Following the "CDAP services on Distributed CDAP aren't starting up due to an exception. What should I do?" FAQ in the docs did not seem to help (https://docs.cask.co/cdap/current/en/faqs/cdap.html#cdap-services-on-distributed-cdap-aren-t-starting-up-due-to-an-exception-what-should-i-do).

Will continue debugging, but would appreciate any opinion on these new errors.

1

There are 1 answers

0
lampShadesDrifter On BEST ANSWER

Restarting Resource Manager and Node Manager services on the cluster seems to have resolved this error. This was done mostly on a guess by another dev based only on the fact that the error was related to CDAP being unable to connect to YARN despite the cluster's RM and NM services running fine.

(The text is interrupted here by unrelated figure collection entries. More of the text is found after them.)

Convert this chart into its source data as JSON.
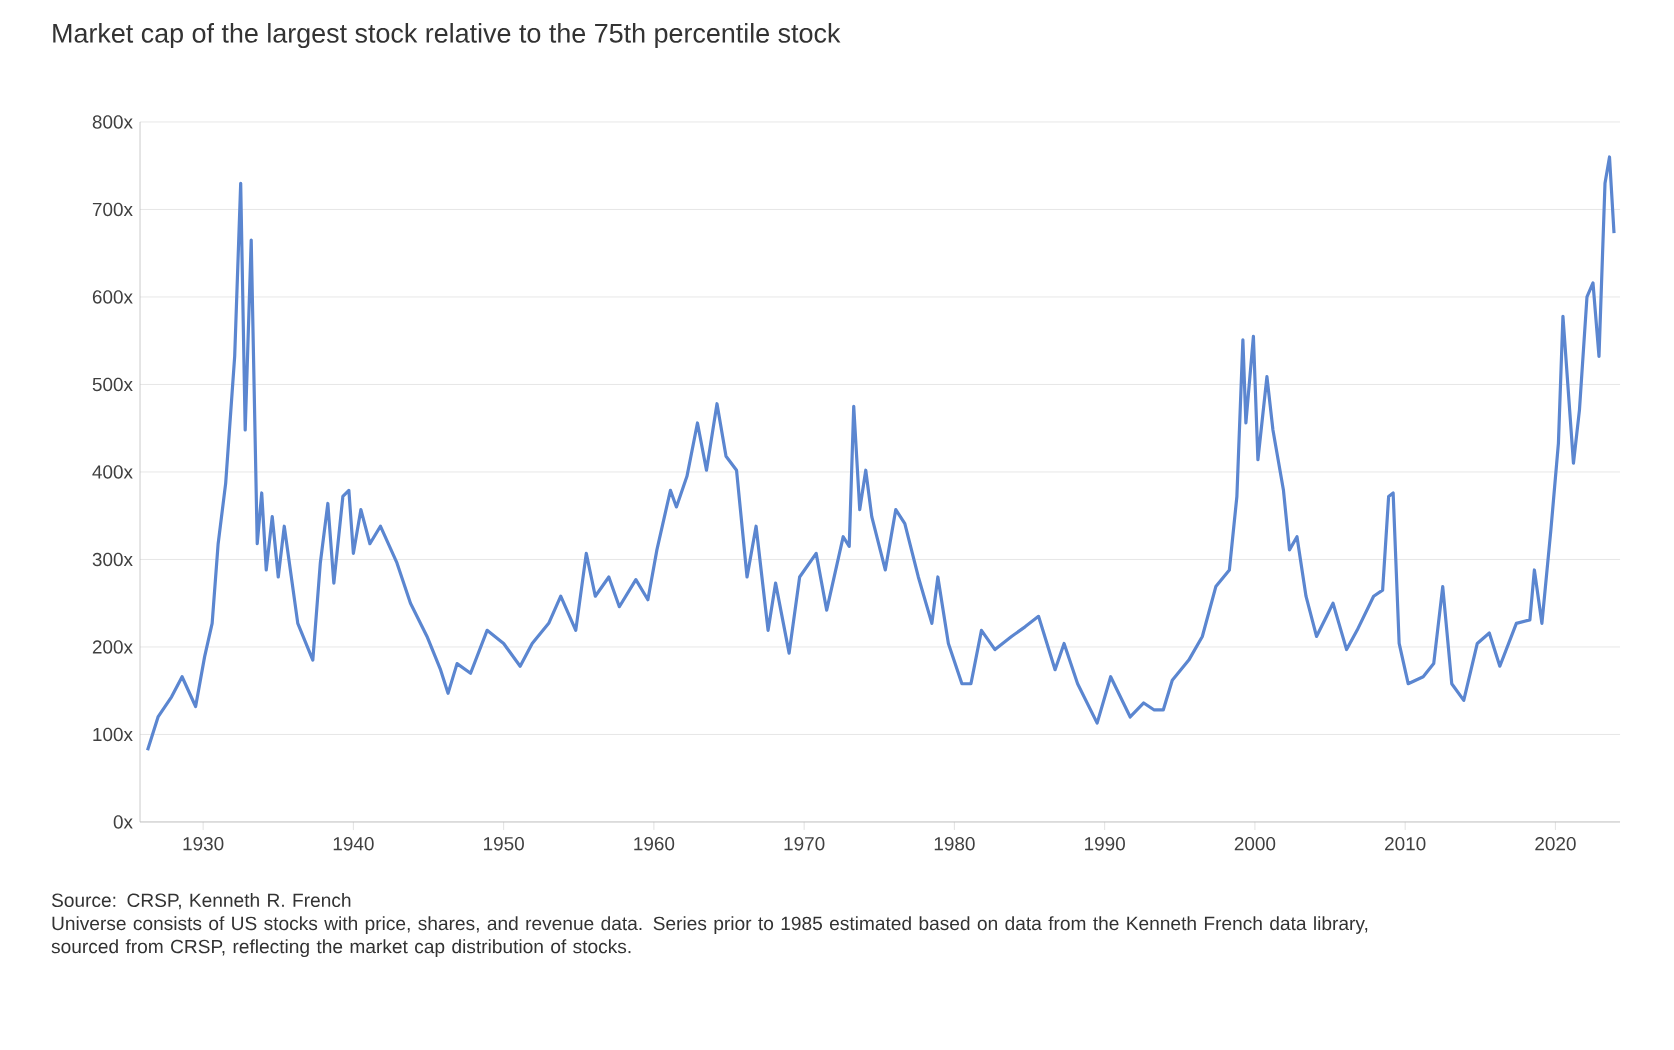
{
  "chart_data": {
    "type": "line",
    "title": "Market cap of the largest stock relative to the 75th percentile stock",
    "x": [
      1926.3,
      1927.0,
      1927.9,
      1928.6,
      1929.5,
      1930.1,
      1930.6,
      1931.0,
      1931.5,
      1932.1,
      1932.5,
      1932.8,
      1933.2,
      1933.6,
      1933.9,
      1934.2,
      1934.6,
      1935.0,
      1935.4,
      1936.3,
      1937.3,
      1937.8,
      1938.3,
      1938.7,
      1939.3,
      1939.7,
      1940.0,
      1940.5,
      1941.1,
      1941.8,
      1942.9,
      1943.8,
      1944.9,
      1945.8,
      1946.3,
      1946.9,
      1947.8,
      1948.9,
      1950.0,
      1951.1,
      1951.9,
      1953.0,
      1953.8,
      1954.8,
      1955.5,
      1956.1,
      1957.0,
      1957.7,
      1958.8,
      1959.6,
      1960.2,
      1961.1,
      1961.5,
      1962.2,
      1962.9,
      1963.5,
      1964.2,
      1964.8,
      1965.5,
      1966.2,
      1966.8,
      1967.6,
      1968.1,
      1969.0,
      1969.7,
      1970.8,
      1971.5,
      1972.6,
      1973.0,
      1973.3,
      1973.7,
      1974.1,
      1974.5,
      1975.4,
      1976.1,
      1976.7,
      1977.6,
      1978.5,
      1978.9,
      1979.6,
      1980.5,
      1981.1,
      1981.8,
      1982.7,
      1983.8,
      1984.7,
      1985.6,
      1986.7,
      1987.3,
      1988.2,
      1989.5,
      1990.4,
      1991.7,
      1992.6,
      1993.3,
      1993.9,
      1994.5,
      1995.6,
      1996.5,
      1997.4,
      1998.3,
      1998.8,
      1999.2,
      1999.4,
      1999.9,
      2000.2,
      2000.8,
      2001.2,
      2001.9,
      2002.3,
      2002.8,
      2003.4,
      2004.1,
      2005.2,
      2006.1,
      2006.8,
      2007.9,
      2008.5,
      2008.9,
      2009.2,
      2009.6,
      2010.2,
      2011.2,
      2011.9,
      2012.5,
      2013.1,
      2013.9,
      2014.8,
      2015.6,
      2016.3,
      2017.4,
      2018.3,
      2018.6,
      2019.1,
      2019.7,
      2020.2,
      2020.5,
      2021.2,
      2021.6,
      2022.1,
      2022.5,
      2022.9,
      2023.3,
      2023.6,
      2023.9
    ],
    "values": [
      82,
      120,
      143,
      166,
      132,
      189,
      227,
      318,
      387,
      532,
      730,
      448,
      665,
      318,
      376,
      288,
      349,
      280,
      338,
      227,
      185,
      296,
      364,
      273,
      372,
      379,
      307,
      357,
      318,
      338,
      296,
      250,
      212,
      174,
      147,
      181,
      170,
      219,
      204,
      178,
      204,
      227,
      258,
      219,
      307,
      258,
      280,
      246,
      277,
      254,
      311,
      379,
      360,
      395,
      456,
      402,
      478,
      418,
      402,
      280,
      338,
      219,
      273,
      193,
      280,
      307,
      242,
      326,
      315,
      475,
      357,
      402,
      349,
      288,
      357,
      341,
      280,
      227,
      280,
      204,
      158,
      158,
      219,
      197,
      212,
      223,
      235,
      174,
      204,
      158,
      113,
      166,
      120,
      136,
      128,
      128,
      162,
      185,
      212,
      269,
      288,
      372,
      551,
      456,
      555,
      414,
      509,
      448,
      379,
      311,
      326,
      258,
      212,
      250,
      197,
      219,
      258,
      265,
      372,
      376,
      204,
      158,
      166,
      181,
      269,
      158,
      139,
      204,
      216,
      178,
      227,
      231,
      288,
      227,
      334,
      433,
      578,
      410,
      471,
      600,
      616,
      532,
      730,
      760,
      673
    ],
    "color": "#5b86d0",
    "xlim": [
      1925.8,
      2024.3
    ],
    "ylim": [
      0,
      800
    ],
    "xticks": [
      1930,
      1940,
      1950,
      1960,
      1970,
      1980,
      1990,
      2000,
      2010,
      2020
    ],
    "yticks": [
      {
        "value": 0,
        "label": "0x"
      },
      {
        "value": 100,
        "label": "100x"
      },
      {
        "value": 200,
        "label": "200x"
      },
      {
        "value": 300,
        "label": "300x"
      },
      {
        "value": 400,
        "label": "400x"
      },
      {
        "value": 500,
        "label": "500x"
      },
      {
        "value": 600,
        "label": "600x"
      },
      {
        "value": 700,
        "label": "700x"
      },
      {
        "value": 800,
        "label": "800x"
      }
    ],
    "grid": "y",
    "annotations": [
      "Source: CRSP, Kenneth R. French",
      "Universe consists of US stocks with price, shares, and revenue data. Series prior to 1985 estimated based on data from the Kenneth French data library, sourced from CRSP, reflecting the market cap distribution of stocks."
    ]
  }
}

Furthermore, the CDAP installation docs for enabling kerberose (https://docs.cask.co/cdap/current/en/admin-manual/installation/mapr.html#enabling-kerberos) specify using a special keyword _HOST, eg.

<property>
  <name>cdap.master.kerberos.keytab</name>
  <value>/etc/security/keytabs/cdap.service.keytab</value>
</property>

<property>
  <name>cdap.master.kerberos.principal</name>
  <value><cdap-principal>/[email protected]</value>
</property>

where the _HOST is not just some doc placeholder, but is some special keyword that is supposed to automatically be filled in (eg. see https://mapr.com/docs/60/Hive/Config-HiveMetastoreForKerberos.html and https://mapr.com/docs/60/SecurityGuide/Config-YARN-Kerberos.html).

Apparently, for MapR client nodes (ie. non control- or data-nodes (nodes simply running the MapR client package to interact with the cluster)), this does not work and the kerberos principle server host name must be explicitly given (pretty sure the docs exist, but can't find at this time). This was discovered when further examining the logs and seeing that the CDAP services where trying to connect to [email protected] instead of say [email protected].